Fifth Bde. was immediately committed to an advance across the Albert Canal followed by 6th Brigade’s attempts to forge a bridgehead over the well-defended Turnhout Canal. With General Harry Crerar in hospital in England, General Guy Simonds had taken over command of the army. The corps was under the command of Major-General Charles Foulkes. Brigadier R.H. “Holley” Keefler, the division’s senior gunner, commanded 2nd Div. and he decided to deal with the enemy by sending 5th Bde. on a wide flanking movement that made use of a bridgehead across the Turnhout.

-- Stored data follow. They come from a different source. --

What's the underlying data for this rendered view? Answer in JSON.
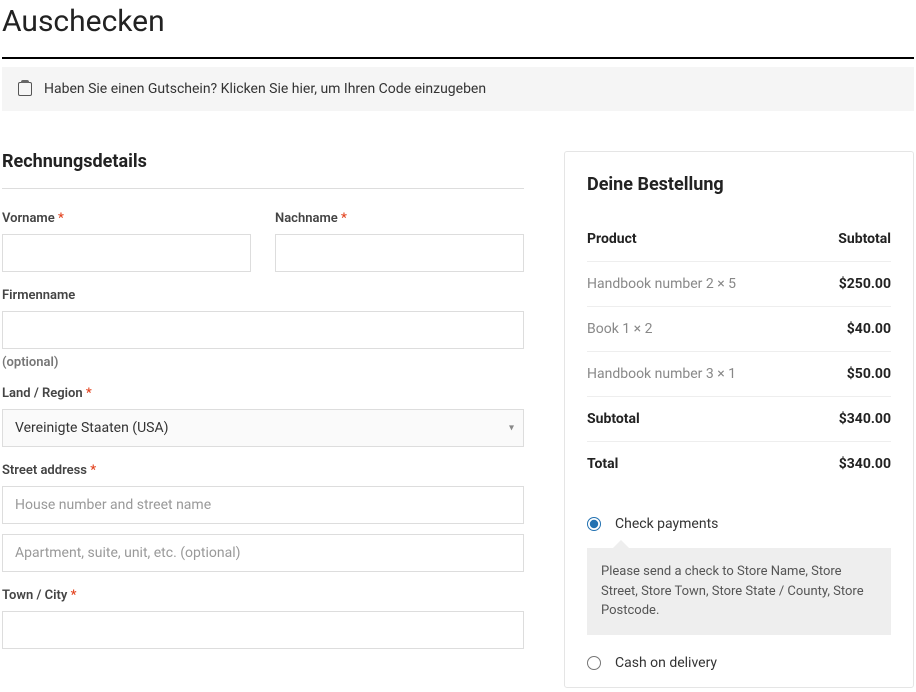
{
  "page_title": "Auschecken",
  "coupon": {
    "question": "Haben Sie einen Gutschein?",
    "link": "Klicken Sie hier, um Ihren Code einzugeben"
  },
  "billing": {
    "heading": "Rechnungsdetails",
    "first_name_label": "Vorname",
    "last_name_label": "Nachname",
    "company_label": "Firmenname",
    "company_optional": "(optional)",
    "country_label": "Land / Region",
    "country_value": "Vereinigte Staaten (USA)",
    "street_label": "Street address",
    "street1_placeholder": "House number and street name",
    "street2_placeholder": "Apartment, suite, unit, etc. (optional)",
    "city_label": "Town / City"
  },
  "order": {
    "heading": "Deine Bestellung",
    "col_product": "Product",
    "col_subtotal": "Subtotal",
    "items": [
      {
        "name": "Handbook number 2",
        "qty": "× 5",
        "price": "$250.00"
      },
      {
        "name": "Book 1",
        "qty": "× 2",
        "price": "$40.00"
      },
      {
        "name": "Handbook number 3",
        "qty": "× 1",
        "price": "$50.00"
      }
    ],
    "subtotal_label": "Subtotal",
    "subtotal_value": "$340.00",
    "total_label": "Total",
    "total_value": "$340.00"
  },
  "payment": {
    "check_label": "Check payments",
    "check_desc": "Please send a check to Store Name, Store Street, Store Town, Store State / County, Store Postcode.",
    "cod_label": "Cash on delivery"
  }
}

This manoeuvre was a success, but the brigade soon ran into German battle groups that were determined to hold the canal line north of Antwerp. The fierce battles for the villages of St. Leonard and Brecht paved the way for the rest of the division to begin moving north and on Oct. 2, Simonds told Keefler to “clear the area north of Antwerp and close the eastern end of the Beveland isthmus.” When this was accomplished, orders would be issued to clear Beveland to the north and capture Walcheren Island. The division was thus committed to some of the most difficult battles of the war at the village of Woensdrecht and on the narrow causeway connecting Walcheren Island and the peninsula of South Beveland.

The intensity of the conflict in October has overshadowed the memory of the battles of September on the Dunkirk perimeter, the docks of Antwerp and the Turnhout Canal, but for the men who fought there, the losses and the victories were just as real and just as important as in the more famous battles. Today, visitors will find few indications of these encounters. If you seek their monument, visit the Canadian war cemeteries at Calais and Bergen Op Zoom. On the wind-swept hill overlooking the English Channel or in the deeply wooded area east of Bergen you will find places to reflect upon the events of September 1944.